Monday, July 30, 2012

She swallowed the spider to catch the fly

and by "she" I mean Hugo Chavez.

People, gasoline in the oil-rich Bolivarian Republic of Venezuela sells for $0.11 cents per gallon. In neighboring Colombia, it costs over $4.00.

So it's no wonder that those Bolivarian citizens often undertake a fair amount of illegal cross-border arbitrage.

But, nowadays, Venezuela actually has to import a fair amount of gasoline (they can't refine enough for the local market) at market prices.

In other words, they are at the margin, taking a big loss on imported gas that their citizens then "export" to Colombia! The Chavez government is leaking a lot of money to subsidize (a) domestic criminals and (b) Colombian motorists.

Anyway, Chavez has gotten tired of this mess and imposed quantity rationing on people in two states that border Colombia and lean toward the opposition.

Not surprisingly, the locals are extremely upset about this violation of their inalienable right to rip off their government, even though the allowed quantity of gas is 11 gallons, PER DAY (40 for busses).

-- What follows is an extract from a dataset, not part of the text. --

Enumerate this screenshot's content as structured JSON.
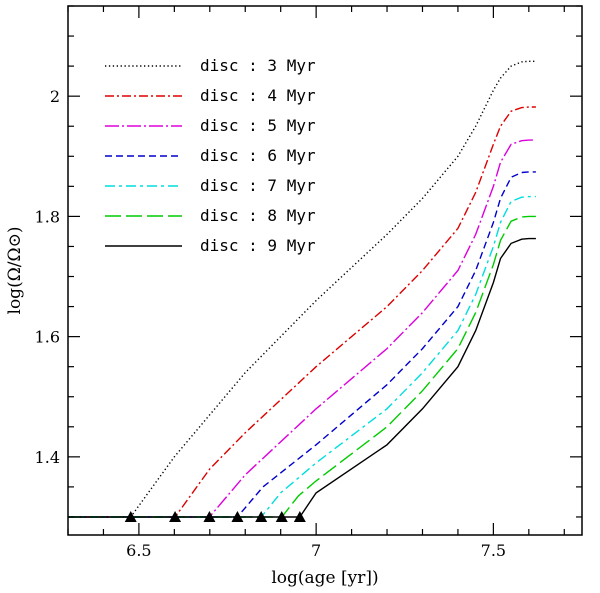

Wouldn't it just be simpler, fairer, and more environmentally sound to just end or drastically reduce the massive subsidy for gasoline?

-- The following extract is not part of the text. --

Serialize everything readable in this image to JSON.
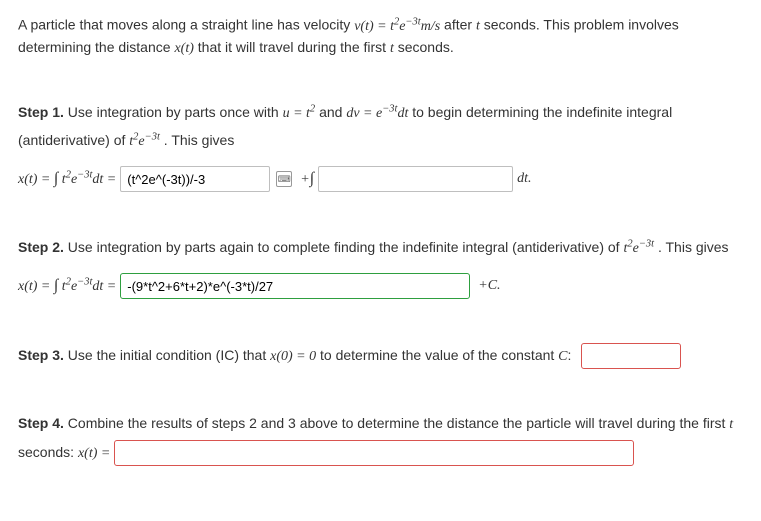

How does giving away gasoline make any real sense ( I know people like free gas, but you could just give them cash and drastically reduce the negative environmental externality)?

2 comments:

Zachary said...

Don't play to the environmental externality - it plays to an religious point that is pandering to ideas outside of science - it's a dangerous game and sets a bad precedent. You should have ended with "cash and let them buy things that they might prefer instead of gasoline".

Shawn said...

"i gave you cash" has less political capital than "I kept gasoline affordable," practicalities aside.